The Mekhilta completes its tracing of prayer through the three patriarchs by turning to Jacob. The Torah says that Jacob "vayifga in the place and he spent the night there, for the sun had set" (Genesis 28:11). The key word is "vayifga" — and the Mekhilta identifies it as prayer.

The Hebrew root "pegiyah" appears elsewhere in Scripture with the explicit meaning of intercession and supplication. The proof text comes from the prophet Jeremiah, where God tells him: "And you, do not pray for this people, and do not raise for them song and prayer, and do not tifga bi" (Jeremiah 7:16). The word "tifga" — from the same root as Jacob's "vayifga" — means "do not intercede with Me," "do not approach Me in prayer."

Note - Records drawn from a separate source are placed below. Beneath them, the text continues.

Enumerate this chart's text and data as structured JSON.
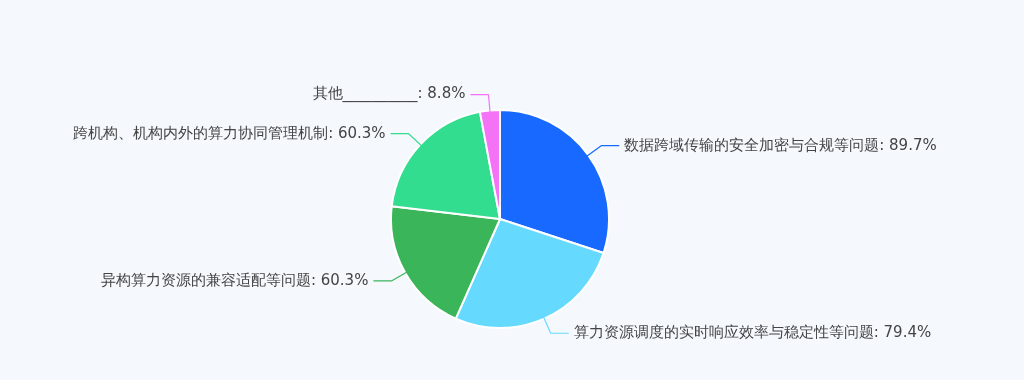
{
  "chart_data": {
    "type": "pie",
    "categories": [
      "数据跨域传输的安全加密与合规等问题",
      "算力资源调度的实时响应效率与稳定性等问题",
      "异构算力资源的兼容适配等问题",
      "跨机构、机构内外的算力协同管理机制",
      "其他__________"
    ],
    "values": [
      89.7,
      79.4,
      60.3,
      60.3,
      8.8
    ],
    "value_labels": [
      "89.7%",
      "79.4%",
      "60.3%",
      "60.3%",
      "8.8%"
    ],
    "colors": [
      "#1769ff",
      "#66d9ff",
      "#3bb559",
      "#33dd90",
      "#f472f5"
    ],
    "legend": false
  }
}
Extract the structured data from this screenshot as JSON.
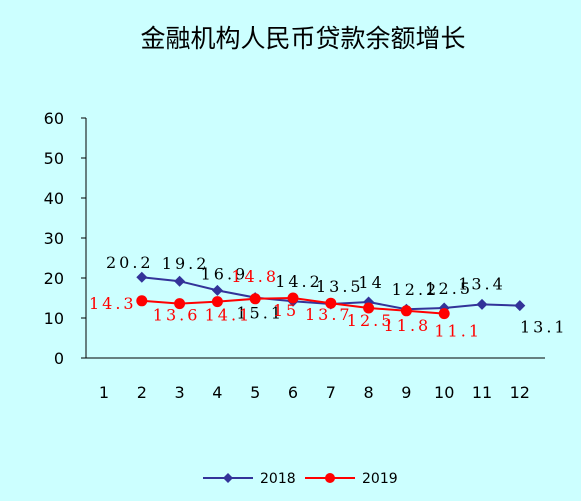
{
  "chart_data": {
    "type": "line",
    "title": "金融机构人民币贷款余额增长",
    "xlabel": "",
    "ylabel": "",
    "x": [
      1,
      2,
      3,
      4,
      5,
      6,
      7,
      8,
      9,
      10,
      11,
      12
    ],
    "categories": [
      "1",
      "2",
      "3",
      "4",
      "5",
      "6",
      "7",
      "8",
      "9",
      "10",
      "11",
      "12"
    ],
    "ylim": [
      0,
      60
    ],
    "yticks": [
      "0",
      "10",
      "20",
      "30",
      "40",
      "50",
      "60"
    ],
    "grid": false,
    "legend_position": "bottom",
    "series": [
      {
        "name": "2018",
        "color": "#333399",
        "marker": "diamond",
        "values": [
          null,
          20.2,
          19.2,
          16.9,
          15.1,
          14.2,
          13.5,
          14,
          12.2,
          12.5,
          13.4,
          13.1
        ],
        "labels": [
          null,
          "20.2",
          "19.2",
          "16.9",
          "15.1",
          "14.2",
          "13.5",
          "14",
          "12.2",
          "12.5",
          "13.4",
          "13.1"
        ]
      },
      {
        "name": "2019",
        "color": "#ff0000",
        "marker": "circle",
        "values": [
          null,
          14.3,
          13.6,
          14.1,
          14.8,
          15,
          13.7,
          12.5,
          11.8,
          11.1,
          null,
          null
        ],
        "labels": [
          null,
          "14.3",
          "13.6",
          "14.1",
          "14.8",
          "15",
          "13.7",
          "12.5",
          "11.8",
          "11.1",
          null,
          null
        ]
      }
    ]
  }
}
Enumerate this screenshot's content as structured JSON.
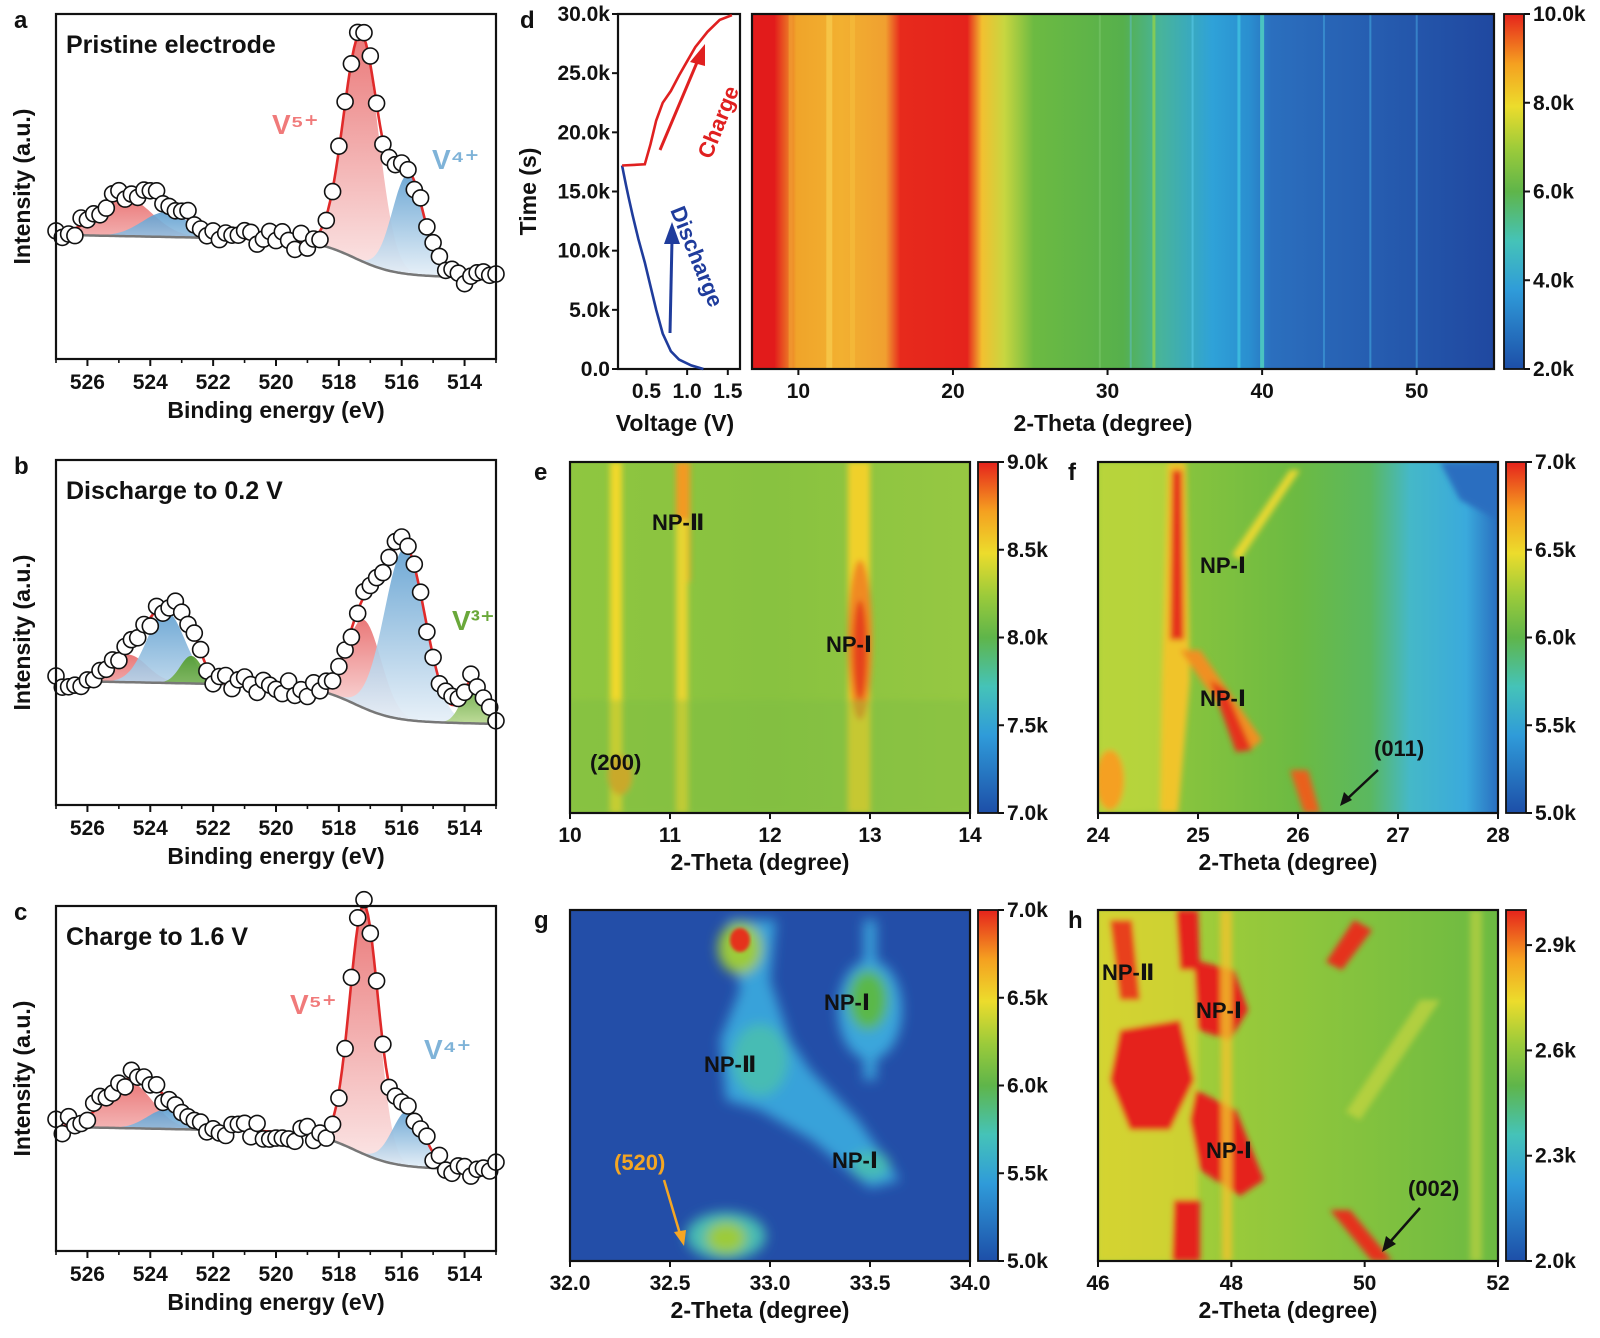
{
  "panels": {
    "a": {
      "letter": "a",
      "title": "Pristine electrode",
      "labels": [
        {
          "text": "V⁵⁺",
          "color": "#f07a7a"
        },
        {
          "text": "V⁴⁺",
          "color": "#7fb3d8"
        }
      ]
    },
    "b": {
      "letter": "b",
      "title": "Discharge to 0.2 V",
      "labels": [
        {
          "text": "V³⁺",
          "color": "#6aa83a"
        }
      ]
    },
    "c": {
      "letter": "c",
      "title": "Charge to 1.6 V",
      "labels": [
        {
          "text": "V⁵⁺",
          "color": "#f07a7a"
        },
        {
          "text": "V⁴⁺",
          "color": "#7fb3d8"
        }
      ]
    },
    "d": {
      "letter": "d",
      "charge_label": "Charge",
      "discharge_label": "Discharge"
    },
    "e": {
      "letter": "e",
      "labels": [
        "NP-Ⅱ",
        "NP-Ⅰ",
        "(200)"
      ]
    },
    "f": {
      "letter": "f",
      "labels": [
        "NP-Ⅰ",
        "NP-Ⅰ",
        "(011)"
      ]
    },
    "g": {
      "letter": "g",
      "labels": [
        "NP-Ⅰ",
        "NP-Ⅱ",
        "NP-Ⅰ",
        "(520)"
      ]
    },
    "h": {
      "letter": "h",
      "labels": [
        "NP-Ⅱ",
        "NP-Ⅰ",
        "NP-Ⅰ",
        "(002)"
      ]
    }
  },
  "chart_data": [
    {
      "id": "a",
      "type": "scatter",
      "xlabel": "Binding energy (eV)",
      "ylabel": "Intensity (a.u.)",
      "xlim": [
        527,
        513
      ],
      "x_ticks": [
        "526",
        "524",
        "522",
        "520",
        "518",
        "516",
        "514"
      ],
      "series": [
        {
          "name": "V⁵⁺",
          "peaks": [
            {
              "center": 517.3,
              "height": 0.82,
              "width": 0.55
            },
            {
              "center": 524.8,
              "height": 0.14,
              "width": 0.85
            }
          ]
        },
        {
          "name": "V⁴⁺",
          "peaks": [
            {
              "center": 515.8,
              "height": 0.36,
              "width": 0.5
            },
            {
              "center": 523.5,
              "height": 0.09,
              "width": 0.75
            }
          ]
        }
      ]
    },
    {
      "id": "b",
      "type": "scatter",
      "xlabel": "Binding energy (eV)",
      "ylabel": "Intensity (a.u.)",
      "xlim": [
        527,
        513
      ],
      "x_ticks": [
        "526",
        "524",
        "522",
        "520",
        "518",
        "516",
        "514"
      ],
      "series": [
        {
          "name": "V⁵⁺",
          "peaks": [
            {
              "center": 517.2,
              "height": 0.32,
              "width": 0.55
            },
            {
              "center": 524.7,
              "height": 0.1,
              "width": 0.6
            }
          ]
        },
        {
          "name": "V⁴⁺",
          "peaks": [
            {
              "center": 515.9,
              "height": 0.62,
              "width": 0.65
            },
            {
              "center": 523.5,
              "height": 0.26,
              "width": 0.6
            }
          ]
        },
        {
          "name": "V³⁺",
          "peaks": [
            {
              "center": 513.7,
              "height": 0.16,
              "width": 0.35
            },
            {
              "center": 522.7,
              "height": 0.1,
              "width": 0.35
            }
          ]
        }
      ]
    },
    {
      "id": "c",
      "type": "scatter",
      "xlabel": "Binding energy (eV)",
      "ylabel": "Intensity (a.u.)",
      "xlim": [
        527,
        513
      ],
      "x_ticks": [
        "526",
        "524",
        "522",
        "520",
        "518",
        "516",
        "514"
      ],
      "series": [
        {
          "name": "V⁵⁺",
          "peaks": [
            {
              "center": 517.2,
              "height": 0.9,
              "width": 0.45
            },
            {
              "center": 524.7,
              "height": 0.17,
              "width": 0.75
            }
          ]
        },
        {
          "name": "V⁴⁺",
          "peaks": [
            {
              "center": 515.8,
              "height": 0.2,
              "width": 0.5
            },
            {
              "center": 523.5,
              "height": 0.07,
              "width": 0.6
            }
          ]
        }
      ]
    },
    {
      "id": "d-voltage",
      "type": "line",
      "xlabel": "Voltage (V)",
      "ylabel": "Time (s)",
      "xlim": [
        0.15,
        1.65
      ],
      "ylim": [
        0,
        30000
      ],
      "x_ticks": [
        "0.5",
        "1.0",
        "1.5"
      ],
      "y_ticks": [
        "0.0",
        "5.0k",
        "10.0k",
        "15.0k",
        "20.0k",
        "25.0k",
        "30.0k"
      ],
      "series": [
        {
          "name": "Discharge",
          "x": [
            1.2,
            1.05,
            0.9,
            0.8,
            0.7,
            0.62,
            0.55,
            0.48,
            0.4,
            0.33,
            0.28,
            0.25,
            0.22,
            0.2
          ],
          "y": [
            0,
            300,
            800,
            1500,
            3000,
            5000,
            7000,
            9000,
            11000,
            13000,
            14500,
            15500,
            16500,
            17200
          ]
        },
        {
          "name": "Charge",
          "x": [
            0.2,
            0.48,
            0.55,
            0.62,
            0.7,
            0.8,
            0.9,
            1.0,
            1.1,
            1.25,
            1.4,
            1.55
          ],
          "y": [
            17200,
            17300,
            19000,
            21000,
            22500,
            23500,
            24800,
            26000,
            27200,
            28500,
            29500,
            29900
          ]
        }
      ]
    },
    {
      "id": "d-map",
      "type": "heatmap",
      "xlabel": "2-Theta (degree)",
      "xlim": [
        7,
        55
      ],
      "ylim": [
        0,
        30000
      ],
      "x_ticks": [
        "10",
        "20",
        "30",
        "40",
        "50"
      ],
      "colorbar": {
        "range": [
          2000,
          10000
        ],
        "ticks": [
          "2.0k",
          "4.0k",
          "6.0k",
          "8.0k",
          "10.0k"
        ]
      }
    },
    {
      "id": "e",
      "type": "heatmap",
      "xlabel": "2-Theta (degree)",
      "xlim": [
        10,
        14
      ],
      "x_ticks": [
        "10",
        "11",
        "12",
        "13",
        "14"
      ],
      "colorbar": {
        "range": [
          7000,
          9000
        ],
        "ticks": [
          "7.0k",
          "7.5k",
          "8.0k",
          "8.5k",
          "9.0k"
        ]
      }
    },
    {
      "id": "f",
      "type": "heatmap",
      "xlabel": "2-Theta (degree)",
      "xlim": [
        24,
        28
      ],
      "x_ticks": [
        "24",
        "25",
        "26",
        "27",
        "28"
      ],
      "colorbar": {
        "range": [
          5000,
          7000
        ],
        "ticks": [
          "5.0k",
          "5.5k",
          "6.0k",
          "6.5k",
          "7.0k"
        ]
      }
    },
    {
      "id": "g",
      "type": "heatmap",
      "xlabel": "2-Theta (degree)",
      "xlim": [
        32,
        34
      ],
      "x_ticks": [
        "32.0",
        "32.5",
        "33.0",
        "33.5",
        "34.0"
      ],
      "colorbar": {
        "range": [
          5000,
          7000
        ],
        "ticks": [
          "5.0k",
          "5.5k",
          "6.0k",
          "6.5k",
          "7.0k"
        ]
      }
    },
    {
      "id": "h",
      "type": "heatmap",
      "xlabel": "2-Theta (degree)",
      "xlim": [
        46,
        52
      ],
      "x_ticks": [
        "46",
        "48",
        "50",
        "52"
      ],
      "colorbar": {
        "range": [
          2000,
          3000
        ],
        "ticks": [
          "2.0k",
          "2.3k",
          "2.6k",
          "2.9k"
        ]
      }
    }
  ]
}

God was commanding Jeremiah to stop praying on behalf of Israel. The very fact that God had to issue this prohibition reveals how powerful Jeremiah's intercession was — and it confirms that "pegiyah" means the kind of prayer that breaks through, that confronts, that refuses to be turned away.

Jacob's contribution to the family tradition of prayer was this quality of confrontation. Where Abraham called out and Isaac poured out his heart in solitude, Jacob collided with the divine. He "struck against" the holy place — the future site of the Temple in Jerusalem — and the encounter was so intense that the Torah describes it with a word that means both prayer and impact. The Israelites at the Red Sea inherited all three modes: Abraham's public declaration, Isaac's intimate outpouring, and Jacob's fierce confrontation with God.